By: Maggie Lonsdale BA (hons) - Updated: 10 Oct 2012 | comments*Discuss
 
French France Lunch Two Hour Long

Although the 'entente cordiale' may become the 'entente formidable' in the near future, there are still a number of clichés and assumptions made between the French and the English.

French people still like to joke that English people eat boiled meat with jam, for example and the English think that the French eat for more hours a day than they work.

As with any cliché, there is some basis in fact.

English people do have cranberry sauce on their turkey and French people do still enjoy a two-hour lunch break every working day, perhaps longer at the weekends.

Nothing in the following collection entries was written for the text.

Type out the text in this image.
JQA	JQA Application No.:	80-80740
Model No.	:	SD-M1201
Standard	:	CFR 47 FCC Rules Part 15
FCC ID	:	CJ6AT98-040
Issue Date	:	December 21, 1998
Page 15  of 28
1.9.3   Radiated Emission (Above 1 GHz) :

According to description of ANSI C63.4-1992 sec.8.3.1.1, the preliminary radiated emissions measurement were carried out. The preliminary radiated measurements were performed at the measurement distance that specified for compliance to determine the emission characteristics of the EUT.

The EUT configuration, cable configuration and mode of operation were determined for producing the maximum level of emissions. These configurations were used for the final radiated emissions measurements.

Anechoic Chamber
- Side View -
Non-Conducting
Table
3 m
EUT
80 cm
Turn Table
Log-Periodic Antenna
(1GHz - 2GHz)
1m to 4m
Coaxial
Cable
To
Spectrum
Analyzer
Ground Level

When you start your new life in France, you will need to get used to and indeed embrace the two-hour lunch break. After all, the slower pace of life and excellent quality of local food and wine that tempted you to France in the first place.

Be Organised

You will soon get used to the fact that the vast majority of shops and offices in France shut between 12 noon and 2.00pm. Schools also enjoy a two our lunch break, with many children going home for lunch with their families and others having a cooked, balanced three-course meal at school.

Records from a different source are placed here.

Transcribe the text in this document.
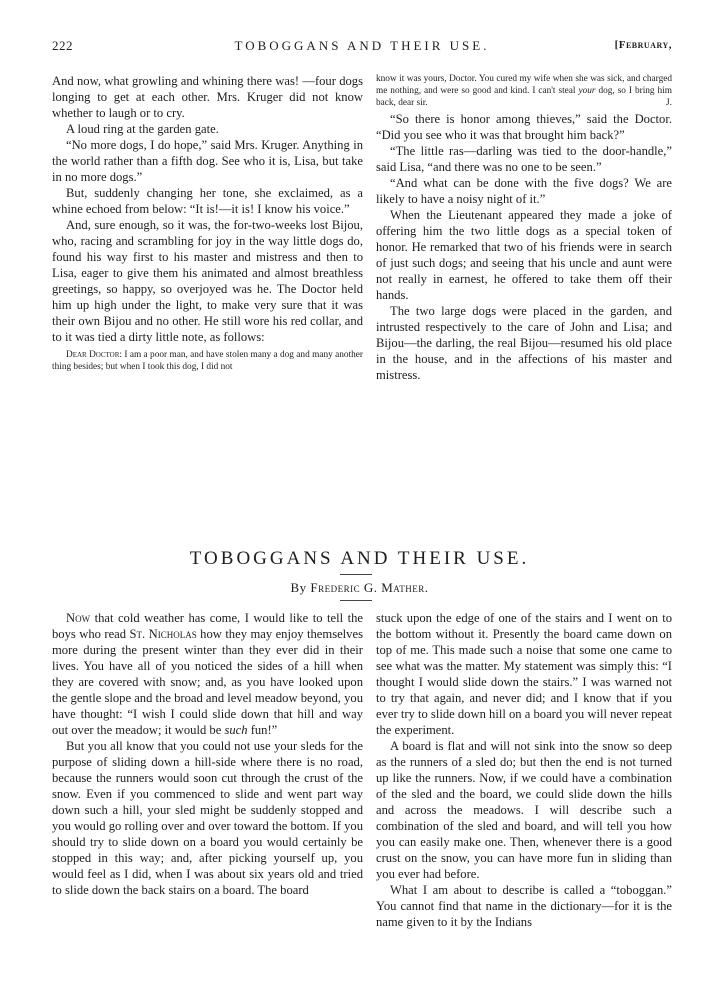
222	TOBOGGANS AND THEIR USE.	[February,

And now, what growling and whining there was! —four dogs longing to get at each other. Mrs. Kruger did not know whether to laugh or to cry.

A loud ring at the garden gate.

“No more dogs, I do hope,” said Mrs. Kruger. Anything in the world rather than a fifth dog. See who it is, Lisa, but take in no more dogs.”

But, suddenly changing her tone, she exclaimed, as a whine echoed from below: “It is!—it is! I know his voice.”

And, sure enough, so it was, the for-two-weeks lost Bijou, who, racing and scrambling for joy in the way little dogs do, found his way first to his master and mistress and then to Lisa, eager to give them his animated and almost breathless greetings, so happy, so overjoyed was he. The Doctor held him up high under the light, to make very sure that it was their own Bijou and no other. He still wore his red collar, and to it was tied a dirty little note, as follows:

Dear Doctor: I am a poor man, and have stolen many a dog and many another thing besides; but when I took this dog, I did not

know it was yours, Doctor. You cured my wife when she was sick, and charged me nothing, and were so good and kind. I can't steal your dog, so I bring him back, dear sir.	J.

“So there is honor among thieves,” said the Doctor. “Did you see who it was that brought him back?”

“The little ras—darling was tied to the door-handle,” said Lisa, “and there was no one to be seen.”

“And what can be done with the five dogs? We are likely to have a noisy night of it.”

When the Lieutenant appeared they made a joke of offering him the two little dogs as a special token of honor. He remarked that two of his friends were in search of just such dogs; and seeing that his uncle and aunt were not really in earnest, he offered to take them off their hands.

The two large dogs were placed in the garden, and intrusted respectively to the care of John and Lisa; and Bijou—the darling, the real Bijou—resumed his old place in the house, and in the affections of his master and mistress.

TOBOGGANS AND THEIR USE.
By Frederic G. Mather.

Now that cold weather has come, I would like to tell the boys who read St. Nicholas how they may enjoy themselves more during the present winter than they ever did in their lives. You have all of you noticed the sides of a hill when they are covered with snow; and, as you have looked upon the gentle slope and the broad and level meadow beyond, you have thought: “I wish I could slide down that hill and way out over the meadow; it would be such fun!”

But you all know that you could not use your sleds for the purpose of sliding down a hill-side where there is no road, because the runners would soon cut through the crust of the snow. Even if you commenced to slide and went part way down such a hill, your sled might be suddenly stopped and you would go rolling over and over toward the bottom. If you should try to slide down on a board you would certainly be stopped in this way; and, after picking yourself up, you would feel as I did, when I was about six years old and tried to slide down the back stairs on a board. The board

stuck upon the edge of one of the stairs and I went on to the bottom without it. Presently the board came down on top of me. This made such a noise that some one came to see what was the matter. My statement was simply this: “I thought I would slide down the stairs.” I was warned not to try that again, and never did; and I know that if you ever try to slide down hill on a board you will never repeat the experiment.

A board is flat and will not sink into the snow so deep as the runners of a sled do; but then the end is not turned up like the runners. Now, if we could have a combination of the sled and the board, we could slide down the hills and across the meadows. I will describe such a combination of the sled and board, and will tell you how you can easily make one. Then, whenever there is a good crust on the snow, you can have more fun in sliding than you ever had before.

What I am about to describe is called a “toboggan.” You cannot find that name in the dictionary—for it is the name given to it by the Indians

If you need to buy something in particular for your days work, make sure you get to the shops well before noon, or you can find yourself frustrated that your work cannot begin for another couple of hours.

It is also worth noting that the roads get very busy just after lunch begins, as people are leaving their work to go home or to a restaurant to eat, and just before 2.00pm as they return.

Shop like the French

In France, it is not so popular to do a large weekly shop as it is in the UK. Most French people will use the major supermarkets for cleaning products, for example, but buy their perishables on a daily basis. This means that a stroll to buy bread, cheese and salad for your lunch is far more pleasurable than dashing to the hypermarket on busy lunchtime roads to buy sandwiches and stuff your trolley full of your weekly requirements.

Make Appointments

It can be easier to get used to the two our lunch break if you also divide your working day into two clear sections. If you need to go to the doctors, bank or electricity company, make appointments wherever possible. Even if you are unable to make a formal appointment, you can put a set time in your diary to go to the office that you need. If you aim to get to a particular office for 10.30 or 11 am, you will ensure that the office is open (they may open at 10am) and that you will have time to be see before they close at noon. Even if you are still waiting to be seen at noon, you will be expected to return later.

Relax!

Rather than get frustrated that you cannot pay in a cheque or go to the pharmacy between twelve and two, why not just enjoy it? Most of these places stay open longer than we are used to in the UK, so you can just spread out your day in a more leisurely fashion. Of course, you will quickly get through your money if you start going for two-hour boozy bistro lunches, but you really do not wish to go back to the hastily grabbed sandwich at your desk that you used to endure in the UK.